Beijing's strangest museums

A wry look at the city's bizarre museums

Illustration by Timothy McEvenue
I went to Tiananmen Square the other day and realised I hadn’t been there for about three years. That’s not uncommon; when you live somewhere like Beijing, the only time you go to the tourist spots is when a visitor is in town. Some cities weave their sights with habitable areas; live in London or New York and you’ll pass by them every day without a second glance. Tiananmen isn’t like Trafalgar or Times Square, part of the fabric of the city; it’s more like a taped-off disaster zone.

I was visiting the National Museum of China, something I hadn’t done since before the Olympics. I love museums, though I go through them fast; I can take in a country’s entire history and self-image in an hour. Maybe two, if it’s big. 

It was much as I remembered; an ode of triumphalist history with some very nice bronzeware. British 19th-century liberals believed the whole course of human events had led up to the establishment of the most benign form of government, which just so happened to be 19th-century liberalism. And it seems the three – no, wait, four; no, hang on, five – thousand years of Chinese history have also been leading up to perfection: also known as the PRC. 

Close by is the Urban Planning Exhibition Centre, which tells a similar story about the growth of Beijing. I will admit, though, that the giant scale-model of the city is great; shame they won’t let you take toys there and simulate battles. And there are lots of flashing lights, which are essential to any exhibit. But there are other Chinese museums that put forward their own side of the story. Tucked away in nondescript buildings are 100 other histories, ranging from the State-approved to the dissident to the bizarre. 
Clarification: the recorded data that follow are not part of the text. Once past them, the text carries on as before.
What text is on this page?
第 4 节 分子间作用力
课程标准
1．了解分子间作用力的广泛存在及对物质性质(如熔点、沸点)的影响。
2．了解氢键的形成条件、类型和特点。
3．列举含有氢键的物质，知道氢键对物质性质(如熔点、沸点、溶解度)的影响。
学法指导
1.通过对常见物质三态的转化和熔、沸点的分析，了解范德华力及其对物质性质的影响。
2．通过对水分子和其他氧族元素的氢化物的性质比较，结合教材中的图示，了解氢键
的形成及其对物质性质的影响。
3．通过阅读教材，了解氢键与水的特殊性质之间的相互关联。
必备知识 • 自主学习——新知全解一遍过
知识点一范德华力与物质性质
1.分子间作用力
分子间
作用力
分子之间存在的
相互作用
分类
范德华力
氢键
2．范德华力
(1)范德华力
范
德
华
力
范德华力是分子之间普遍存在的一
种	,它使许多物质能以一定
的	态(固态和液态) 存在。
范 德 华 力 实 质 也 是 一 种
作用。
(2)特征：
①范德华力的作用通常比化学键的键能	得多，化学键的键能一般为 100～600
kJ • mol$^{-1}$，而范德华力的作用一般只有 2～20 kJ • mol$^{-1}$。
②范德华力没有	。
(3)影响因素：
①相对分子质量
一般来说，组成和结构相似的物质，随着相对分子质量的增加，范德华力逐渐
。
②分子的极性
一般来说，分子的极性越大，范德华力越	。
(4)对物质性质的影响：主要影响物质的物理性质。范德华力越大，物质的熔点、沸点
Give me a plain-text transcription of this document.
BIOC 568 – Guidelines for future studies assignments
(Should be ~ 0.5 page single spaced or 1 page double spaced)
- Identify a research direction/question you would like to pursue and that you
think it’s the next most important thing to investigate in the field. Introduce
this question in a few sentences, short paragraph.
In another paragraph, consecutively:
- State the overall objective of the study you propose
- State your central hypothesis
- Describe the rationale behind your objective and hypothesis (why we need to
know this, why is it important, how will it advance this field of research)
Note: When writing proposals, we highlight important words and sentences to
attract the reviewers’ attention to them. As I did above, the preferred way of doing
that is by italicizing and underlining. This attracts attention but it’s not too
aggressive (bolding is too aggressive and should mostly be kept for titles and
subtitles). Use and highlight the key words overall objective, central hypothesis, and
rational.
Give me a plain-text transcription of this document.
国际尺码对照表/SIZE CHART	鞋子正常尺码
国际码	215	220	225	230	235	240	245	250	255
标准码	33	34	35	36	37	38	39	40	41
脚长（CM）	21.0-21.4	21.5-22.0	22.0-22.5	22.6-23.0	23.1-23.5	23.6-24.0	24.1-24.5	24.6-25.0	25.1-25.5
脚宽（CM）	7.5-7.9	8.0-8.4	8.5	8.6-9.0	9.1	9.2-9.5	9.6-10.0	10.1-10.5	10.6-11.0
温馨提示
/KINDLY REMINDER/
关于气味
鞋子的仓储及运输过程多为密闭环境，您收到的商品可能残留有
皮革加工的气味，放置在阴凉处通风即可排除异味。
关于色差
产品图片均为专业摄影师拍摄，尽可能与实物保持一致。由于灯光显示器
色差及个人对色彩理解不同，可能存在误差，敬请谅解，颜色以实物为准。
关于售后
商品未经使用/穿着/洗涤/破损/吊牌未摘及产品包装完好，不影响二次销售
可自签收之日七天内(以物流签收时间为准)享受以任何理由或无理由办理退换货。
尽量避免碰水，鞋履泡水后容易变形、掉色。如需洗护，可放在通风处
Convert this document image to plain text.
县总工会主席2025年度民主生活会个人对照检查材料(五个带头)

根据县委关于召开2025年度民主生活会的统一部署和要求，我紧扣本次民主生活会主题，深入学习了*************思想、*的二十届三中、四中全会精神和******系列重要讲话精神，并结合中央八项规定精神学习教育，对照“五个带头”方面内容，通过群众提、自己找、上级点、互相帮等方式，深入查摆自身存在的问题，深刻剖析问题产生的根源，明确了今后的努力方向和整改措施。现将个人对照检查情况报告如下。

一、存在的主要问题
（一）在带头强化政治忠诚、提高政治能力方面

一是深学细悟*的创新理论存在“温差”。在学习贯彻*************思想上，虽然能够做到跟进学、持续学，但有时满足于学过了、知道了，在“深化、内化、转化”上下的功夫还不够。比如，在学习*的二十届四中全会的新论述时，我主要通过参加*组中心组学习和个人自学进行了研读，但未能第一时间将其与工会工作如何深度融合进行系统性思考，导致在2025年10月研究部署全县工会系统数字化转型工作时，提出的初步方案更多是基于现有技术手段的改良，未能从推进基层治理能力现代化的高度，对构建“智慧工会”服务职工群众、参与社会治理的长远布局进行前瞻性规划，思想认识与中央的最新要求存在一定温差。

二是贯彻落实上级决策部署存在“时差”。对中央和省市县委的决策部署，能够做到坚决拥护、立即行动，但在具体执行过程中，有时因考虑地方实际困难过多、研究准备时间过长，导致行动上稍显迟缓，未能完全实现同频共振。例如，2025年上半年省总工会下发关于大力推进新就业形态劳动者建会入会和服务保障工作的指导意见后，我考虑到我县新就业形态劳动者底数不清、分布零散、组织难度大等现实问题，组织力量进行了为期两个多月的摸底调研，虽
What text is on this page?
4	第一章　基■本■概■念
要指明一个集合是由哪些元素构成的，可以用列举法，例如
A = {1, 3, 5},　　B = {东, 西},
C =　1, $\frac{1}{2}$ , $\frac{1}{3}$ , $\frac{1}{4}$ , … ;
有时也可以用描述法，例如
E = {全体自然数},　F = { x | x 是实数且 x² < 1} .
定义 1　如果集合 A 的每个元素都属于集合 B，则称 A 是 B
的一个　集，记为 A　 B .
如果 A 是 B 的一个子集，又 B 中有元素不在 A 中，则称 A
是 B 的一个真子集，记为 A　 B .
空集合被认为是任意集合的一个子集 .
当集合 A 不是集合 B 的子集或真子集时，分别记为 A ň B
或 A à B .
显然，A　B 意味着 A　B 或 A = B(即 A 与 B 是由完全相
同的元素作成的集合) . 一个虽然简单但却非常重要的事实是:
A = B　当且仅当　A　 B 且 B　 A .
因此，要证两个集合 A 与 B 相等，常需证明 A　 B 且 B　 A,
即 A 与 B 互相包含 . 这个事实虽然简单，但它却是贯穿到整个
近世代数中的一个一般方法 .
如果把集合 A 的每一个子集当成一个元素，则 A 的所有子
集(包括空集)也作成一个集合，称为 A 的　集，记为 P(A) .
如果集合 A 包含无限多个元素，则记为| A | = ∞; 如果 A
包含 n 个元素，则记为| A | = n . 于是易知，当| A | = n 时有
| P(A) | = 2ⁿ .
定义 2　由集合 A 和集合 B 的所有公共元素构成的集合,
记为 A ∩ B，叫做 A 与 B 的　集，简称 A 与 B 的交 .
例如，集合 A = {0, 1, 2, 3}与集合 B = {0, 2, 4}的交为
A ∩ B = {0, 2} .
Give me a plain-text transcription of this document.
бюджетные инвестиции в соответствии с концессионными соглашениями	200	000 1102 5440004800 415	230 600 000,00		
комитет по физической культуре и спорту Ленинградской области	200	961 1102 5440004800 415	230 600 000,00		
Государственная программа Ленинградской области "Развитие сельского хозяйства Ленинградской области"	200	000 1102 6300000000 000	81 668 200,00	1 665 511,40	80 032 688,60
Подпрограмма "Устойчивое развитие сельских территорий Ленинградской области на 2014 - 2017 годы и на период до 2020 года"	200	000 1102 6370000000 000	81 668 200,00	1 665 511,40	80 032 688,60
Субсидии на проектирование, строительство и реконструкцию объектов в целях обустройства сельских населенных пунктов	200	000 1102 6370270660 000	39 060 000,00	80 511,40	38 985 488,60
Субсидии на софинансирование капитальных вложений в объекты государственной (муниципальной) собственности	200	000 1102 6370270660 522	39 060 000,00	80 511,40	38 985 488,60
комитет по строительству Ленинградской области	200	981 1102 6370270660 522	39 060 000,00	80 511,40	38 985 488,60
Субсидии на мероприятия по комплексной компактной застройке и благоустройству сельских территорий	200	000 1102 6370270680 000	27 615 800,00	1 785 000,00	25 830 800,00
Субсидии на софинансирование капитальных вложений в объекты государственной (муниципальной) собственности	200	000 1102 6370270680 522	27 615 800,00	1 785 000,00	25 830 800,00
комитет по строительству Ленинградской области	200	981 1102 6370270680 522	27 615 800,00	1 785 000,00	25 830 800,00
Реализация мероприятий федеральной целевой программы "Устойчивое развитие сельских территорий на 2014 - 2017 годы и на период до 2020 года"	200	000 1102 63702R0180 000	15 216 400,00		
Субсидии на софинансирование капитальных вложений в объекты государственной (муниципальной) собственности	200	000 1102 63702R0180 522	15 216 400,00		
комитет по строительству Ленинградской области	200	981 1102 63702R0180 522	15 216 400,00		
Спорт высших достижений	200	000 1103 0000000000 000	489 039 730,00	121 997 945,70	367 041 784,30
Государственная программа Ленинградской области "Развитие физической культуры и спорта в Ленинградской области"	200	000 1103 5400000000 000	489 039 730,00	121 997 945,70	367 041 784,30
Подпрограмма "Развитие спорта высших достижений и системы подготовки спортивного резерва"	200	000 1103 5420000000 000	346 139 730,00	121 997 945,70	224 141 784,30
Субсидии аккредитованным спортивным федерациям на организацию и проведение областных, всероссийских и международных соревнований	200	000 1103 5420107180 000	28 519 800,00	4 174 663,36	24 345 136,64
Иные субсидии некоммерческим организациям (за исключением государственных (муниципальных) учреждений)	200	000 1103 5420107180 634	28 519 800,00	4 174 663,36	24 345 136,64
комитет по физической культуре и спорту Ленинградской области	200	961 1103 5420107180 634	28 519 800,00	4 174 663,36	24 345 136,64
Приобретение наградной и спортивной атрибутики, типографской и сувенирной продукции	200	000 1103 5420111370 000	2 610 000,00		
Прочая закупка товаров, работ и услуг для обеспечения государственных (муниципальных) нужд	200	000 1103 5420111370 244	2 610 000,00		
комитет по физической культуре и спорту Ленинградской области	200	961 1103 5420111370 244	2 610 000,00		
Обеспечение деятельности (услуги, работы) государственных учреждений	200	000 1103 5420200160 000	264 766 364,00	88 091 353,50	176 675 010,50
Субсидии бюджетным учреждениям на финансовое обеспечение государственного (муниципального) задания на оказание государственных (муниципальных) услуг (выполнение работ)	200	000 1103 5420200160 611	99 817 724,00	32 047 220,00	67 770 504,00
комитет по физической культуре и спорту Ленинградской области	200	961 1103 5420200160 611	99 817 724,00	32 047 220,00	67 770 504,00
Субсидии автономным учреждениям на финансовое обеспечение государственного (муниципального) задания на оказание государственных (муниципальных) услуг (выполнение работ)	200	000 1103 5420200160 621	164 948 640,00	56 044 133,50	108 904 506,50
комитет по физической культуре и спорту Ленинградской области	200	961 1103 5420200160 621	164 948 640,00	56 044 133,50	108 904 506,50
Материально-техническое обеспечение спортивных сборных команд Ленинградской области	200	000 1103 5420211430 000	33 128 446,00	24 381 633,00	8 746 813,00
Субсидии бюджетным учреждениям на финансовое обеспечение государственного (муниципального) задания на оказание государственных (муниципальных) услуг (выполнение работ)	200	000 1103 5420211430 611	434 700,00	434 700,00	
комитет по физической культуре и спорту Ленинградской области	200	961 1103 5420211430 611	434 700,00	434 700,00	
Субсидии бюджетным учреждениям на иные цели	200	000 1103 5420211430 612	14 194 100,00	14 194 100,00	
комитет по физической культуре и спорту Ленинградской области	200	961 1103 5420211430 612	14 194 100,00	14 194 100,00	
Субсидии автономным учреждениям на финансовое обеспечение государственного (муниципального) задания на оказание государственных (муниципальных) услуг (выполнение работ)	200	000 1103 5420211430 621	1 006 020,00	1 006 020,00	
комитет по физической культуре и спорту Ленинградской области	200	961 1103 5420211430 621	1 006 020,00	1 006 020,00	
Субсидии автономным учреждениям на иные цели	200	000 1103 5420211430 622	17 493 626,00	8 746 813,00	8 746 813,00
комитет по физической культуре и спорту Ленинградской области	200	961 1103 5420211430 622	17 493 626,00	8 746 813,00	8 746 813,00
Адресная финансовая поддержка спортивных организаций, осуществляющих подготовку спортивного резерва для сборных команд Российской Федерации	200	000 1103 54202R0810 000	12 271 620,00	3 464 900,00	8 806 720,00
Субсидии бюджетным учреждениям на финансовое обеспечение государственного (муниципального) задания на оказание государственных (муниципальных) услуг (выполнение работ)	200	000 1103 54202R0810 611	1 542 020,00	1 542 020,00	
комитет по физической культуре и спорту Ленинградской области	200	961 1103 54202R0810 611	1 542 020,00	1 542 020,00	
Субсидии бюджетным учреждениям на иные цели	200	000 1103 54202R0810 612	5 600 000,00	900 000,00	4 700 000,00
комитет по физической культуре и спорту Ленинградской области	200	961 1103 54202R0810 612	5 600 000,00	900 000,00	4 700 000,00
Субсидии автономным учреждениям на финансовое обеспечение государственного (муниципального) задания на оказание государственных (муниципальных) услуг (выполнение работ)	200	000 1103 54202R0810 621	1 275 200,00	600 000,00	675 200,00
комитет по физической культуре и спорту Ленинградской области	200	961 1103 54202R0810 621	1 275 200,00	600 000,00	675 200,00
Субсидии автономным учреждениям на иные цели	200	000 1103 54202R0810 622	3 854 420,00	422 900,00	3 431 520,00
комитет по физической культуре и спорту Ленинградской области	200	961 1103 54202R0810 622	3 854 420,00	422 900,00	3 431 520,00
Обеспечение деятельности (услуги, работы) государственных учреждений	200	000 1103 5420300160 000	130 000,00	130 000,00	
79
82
There’s another museum of Urban Planning, about the concept rather than the city itself. I tried to visit both on the same day, but the traffic was far too bad to make it. There are the minority museums, usually very heavy on costumes and less so on culture. There are about a dozen sex museums in China, with uncomfortable-looking Ming dildos and erotic paintings with earnest explanatory notes about their historical significance, like my edition of Jing Ping Mei, which had a long introduction about how insightful it is, and how long sequences of people saying, ‘Oh, Daddy, that’s right, take your little whore!’ (sic!) are, in fact, biting social satire. 

There’s a Paleolithic museum in the bottom of a shopping mall in Wangfujing. There’s the Bee Museum, which claims that ‘Bees are our friends!’ (a lie, as my six-year-old self will tell you). There’s the Tank Museum, which is awesome if, like me, you like tanks, but very dull if, like my unfortunate fiancée, you don’t. There are museums for specific substances – jade, sandalwood, glass. 

The king of these is the magnificent Museum of Concrete, uncovered by a colleague out in the drowned wastelands of Fangshan. It is, naturally, in an abandoned factory, and full of rusting equipment for drilling – or grinding! – concrete, though sadly lacking in, say, the beautiful concrete jewellery of the early Han. There are plenty of concrete Buddhas in Asia; they could have got one of those. I enjoy a concrete museum as much as the next man, but this one seemed abstract: for no particular reason, it has a collection of Japanese katana swords captured during the war. Disappointingly, they are not made of concrete. 

Dongzhimen’s Museum of Tap Water runs a close second; it boasts the ‘90-year progress of Beijing tap water!’ – presumably from the undrinkable stuff of today to the clean, fine supply of 2102. 

The most touching thing is often the curators themselves. Some of the small museums are literally a room in someone’s house, or a rented space for a personal passion. Often you have to go and find the owner – who tends to be old – to get in. At the museums for the Cultural Revolution – more common in China than you’d think – they’re sombre older men, who spend their lives mulling over what was done to them, or what they did. 

I was once in either Gansu or Mongolia – somewhere flat and bereft of civilization; it might have been Shunyi, actually – where I visited a museum which was just a locked shed, in the desert, with a phone number. You called it, and an hour later, a man showed up and took you round. It took about 15 minutes and cost 10RMB. Now that’s devotion to history.